Conférences

Les princes de Monaco et la tradition maritime de la Principauté

Henri Legohérel

Le 25-03-2014

Le recteur Henri Legohérel, membre de la section Histoire, lettres et arts et vice-président de l’Académie, nous a rappelé l’histoire des relations de la Principauté avec la mer.
Aussi loin que l’on remonte dans l’histoire de Monaco, assure-t-il, il y a la mer. Le relief littoral forme une barrière difficile à franchir tant pour les liaisons intérieures que pour l’accès depuis la mer. Par contre la navigation maritime est possible et le port en eau profonde est accessible au cabotage.
Ses avantages sont connus de longue date et c’est une escale fréquentée comme le montrent les trouvailles monétaires ; il y a aussi une activité de pêche ainsi qu’il apparaît dans le matériel des tombes.
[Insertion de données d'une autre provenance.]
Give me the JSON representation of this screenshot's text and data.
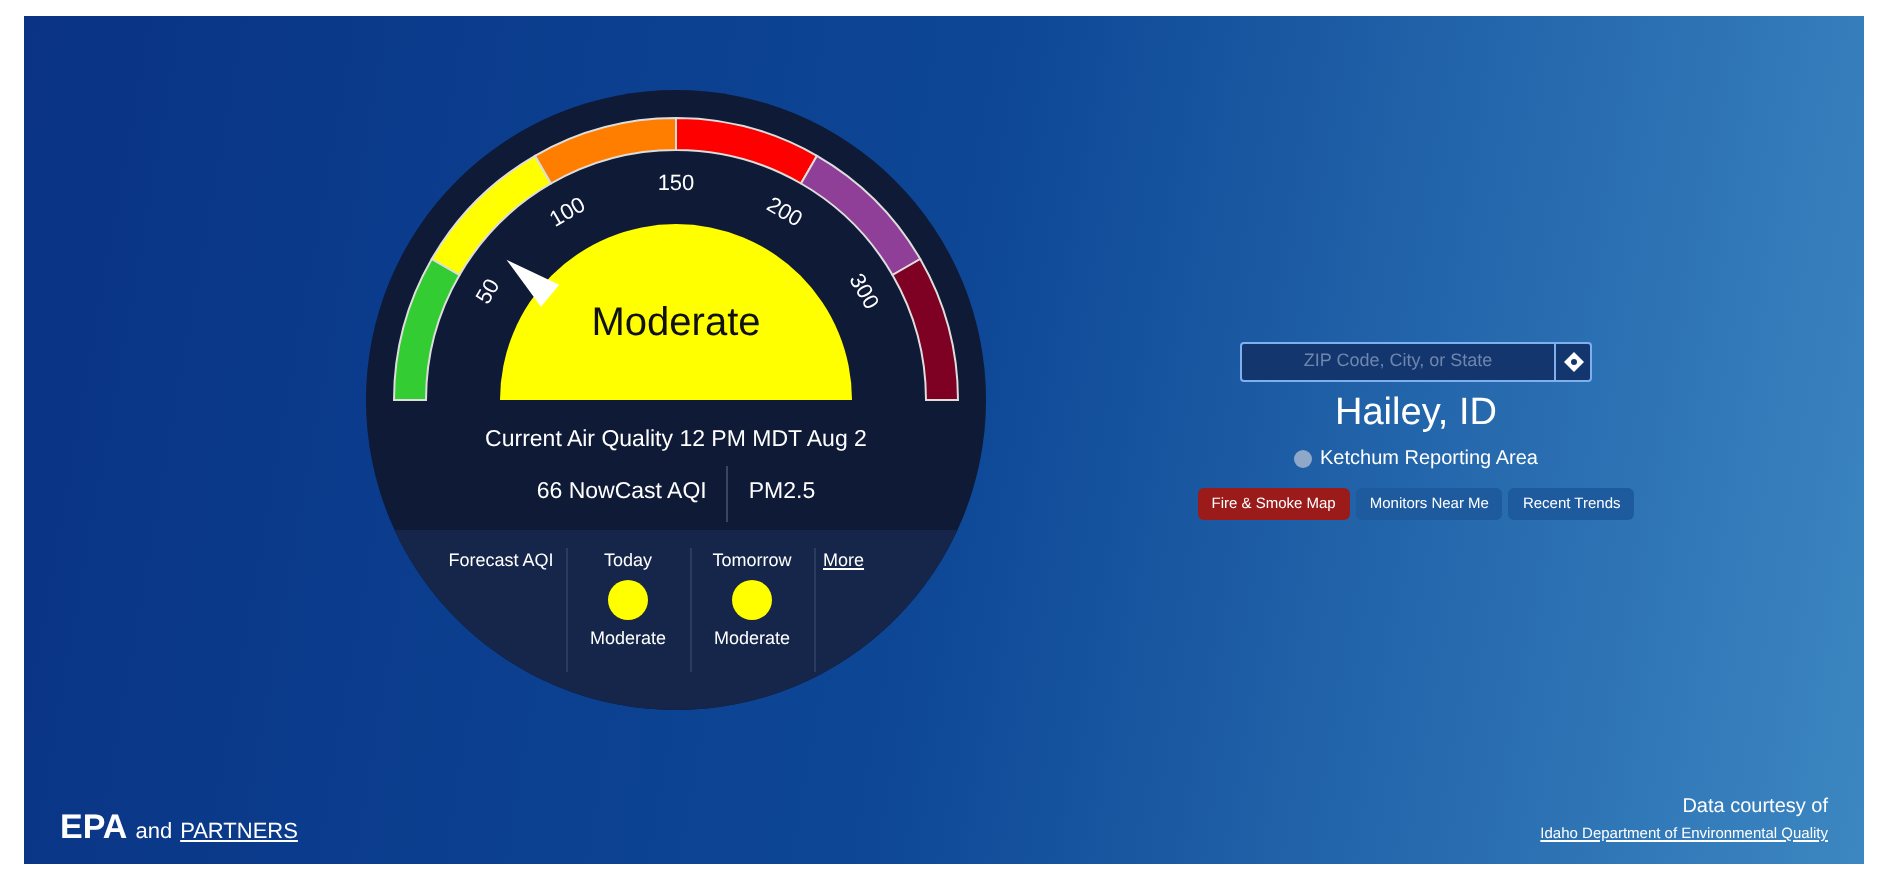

On y trouve encore la mention d’un culte d’Hercule (il y serait passé au retour de Gibraltar autrement dit les colonnes d’Hercule…). En l’an 50 av. J.-C., César s’y embarque pour se rendre à Rome et les auteurs romains parlent d’une citadelle ; c’est donc un port fortifié. Les éléments archéologiques sont nombreux jusqu’au Ve et VIe siècles, puis ils disparaissent pour réapparaître au début du XIe siècle, signe d’une reprise de l’activité commerciale.
Elle se fait sous l’autorité des Génois. Ceux-ci prennent le contrôle du littoral et ils fortifient Monaco « … pour défendre la chrétienté contre les sarrasins ». A la fin du XIIIe siècle, la place tombe sous l’autorité d’une branche des Grimaldi, l’une des grandes familles qui se partagent le gouvernement de la république de Gènes, où ils représentent le parti guelfe, c’est-à-dire les partisans de l’autorité du pape contre celle de l’empereur. Le 8 janvier 1297, les Grimaldi s’emparent par surprise du château de Monaco et s’y installent tandis que leurs galères entrent dans le port.
Cette famille, enrichie par le grand commerce maritime, s’adonne maintenant à la guerre sous l’autorité de Rainier Grimaldi, chef de la branche aînée. Au service de Charles d’Anjou, roi de Naples, il commande sa flotte des Pouilles ; puis il passe au service de Philippe le Bel et remporte en 1304 une grande victoire contre la flotte flamande. Mort en 1314, il est remplacé par son fils Charles ; celui-ci améliore les fortifications et l’arsenal maritime de Monaco dont il fait une domination autonome, toujours sous l’autorité des Guelfes. En 1339, au début de la guerre de Cent Ans, Philippe VI de Valois fait appel aux galères de Monaco dont les matelots expérimentés harcèlent les convois commerciaux anglais et font régner la terreur sur la côte anglaise. Il poursuit des opérations par intermittences, toujours au service du roi de France, jusqu’à sa mort en 1357.
Son fils Rainier est aussi homme de guerre et marin, une fois encore au service de la famille d’Anjou et à celui des souverains de la France. De 1372 à 1380, il tient la mer presque continuellement avec ses galères ; en 1384, il est « capitaine général de la mer au royaume de Naples » pour Louis d’Anjou. Avec sa mort en 1407 cette longue suite de seigneurs de Monaco, hommes de guerre et de mer, s’interrompt, mais la tradition de la présence des Grimaldi dans les affaires maritimes se poursuit comme le montre la présence du prince Louis Ier à la bataille du Texel en 1666 au cours de laquelle il est embarqué sur un vaisseau des Provinces-Unies, alors alliées avec la France, et se déshabille pour se jeter à la mer, ainsi que son beau-frère le comte de Guiche, pour échapper à l’explosion de son navire en feu et gagner un bâtiment ami.
Un autre aspect de l’activité maritime des princes de Monaco ce sont les efforts diplomatiques pour obtenir la reconnaissance de leur péage maritime ou « droit de mer ». Mentionné pour la première fois en 1330, à raison de 2 % sur la valeur de la cargaison, cette taxe est perçue uniquement dans le sens ouest-est. Son existence est reconnue par le roi de France, puis par Charles-Quint et elle est maintenue jusqu’à la Révolution. La Principauté tire de cette taxe, donc de la mer, ses principaux revenus.